Kirwan has worked for many years with the award-winning Dublin-based composer Tom Lane and cinematographer Simon Pruciak. She conducts live performance- experiments, including an outdoor performance on a beach and in the sea during the Folkestone Triennial Fringe, UK (2017), and a performance with live sound by Tom Lane and a five-channel-video installation at The Space Arts Centre, London, UK (2018).
Kirwan has contributed papers and film screenings to a number of interdisciplinary conferences and has lectured and taught contemporary fine art criticism and theory at UK universities including the University for the Creative Arts, Canterbury, UK.
About Tom Lane
Tom Lane is a composer, sound designer and multi-instrumentalist living in Dublin, Ireland.

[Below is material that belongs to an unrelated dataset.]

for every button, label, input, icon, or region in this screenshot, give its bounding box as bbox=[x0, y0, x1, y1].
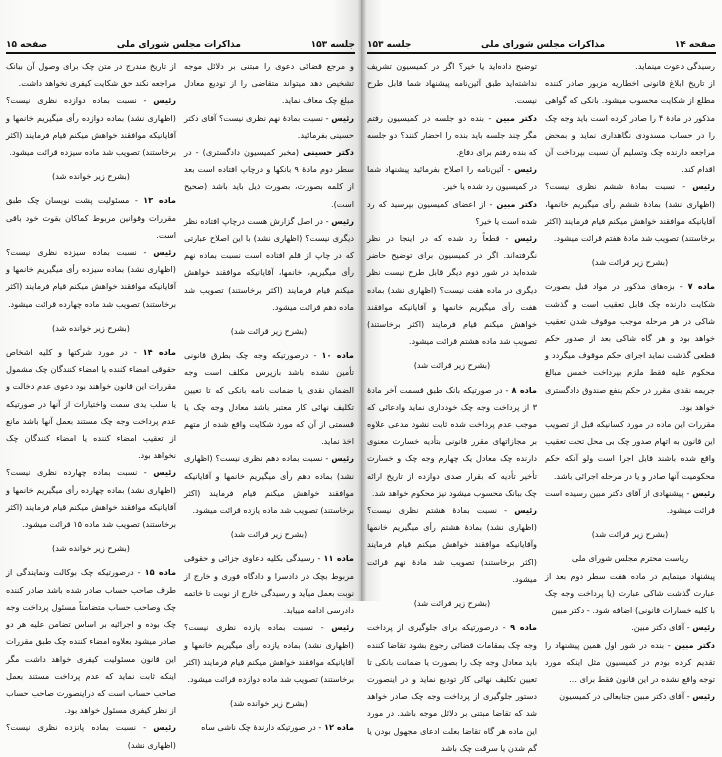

Born in Bristol in 1984, he studied music at Balliol College Oxford, composition at the Royal Academy of Music, London, and composition and experimental music theatre at the Berlin University of the Arts.Tom has been nominated for an Irish Times Theatre Award on 5 occasions, most recently Best Soundscape for Whitby and Best Opera for Front of House in 2018. Recent work includes composition and sound design for Yaël Farber’s Hamlet and Annabelle Comyn’s Look Back in Anger at Dublin’s Gate Theatre. In 2018 he also composed music for choreographer Hannes Langolf’s new physical theatre piece Unruhe at Theater Trier as well as Backstage, a new opera commissioned by Cork Opera
House as part of Cork Midsummer Festival. He is a founding member of Ulysses Opera Theatre. In 2017, Tom composed for United Fall’s Girl Song by Emma Martin at the Dublin Theatre Festival and Annie Ryan’s production of The White Devil at Shakespeare’s Globe, as well as creating a new score for Ballet Ireland’s acclaimed production of Giselle choreographed by Ludovic Ondiviela. In 2016, his sound design featured as part of The Corn Exchange’s production of The Seagull at the Dublin Theatre Festival. In 2015, he composed music for Romeo and Juliet at the Gate Theatre and Oedipus at the Abbey Theatre as part of the 2015 Dublin Theatre Festival (nominated Best Sound Design, Irish Times Theatre Awards).
Notable performances in 2014 included HARP | A River Cantata as part of the Tiger Dublin Fringe and Twelfth Night directed by Wayne Jordan at the Abbey Theatre, Dublin. His work on Between Trees and Water with Painted Bird Productions was nominated for an Irish Times theatre award for Best Sound Design. In 2012 a newly conceived version of his opera FLATPACK directed by Conor Hanratty was nominated for Best Opera Production by the Irish Times theatre awards. With Bryan O’Connell he created the music for DOGS by Emma Martin Dance (winner of the 2012 Absolut Fringe Best Design and Best Production awards). Tom Lane is the inaugural recipient of the Seán Ó Riada PhD scholarship in composition for theatre at University College Cork and a 2016 Next Generation Bursary from the Arts Council of Ireland.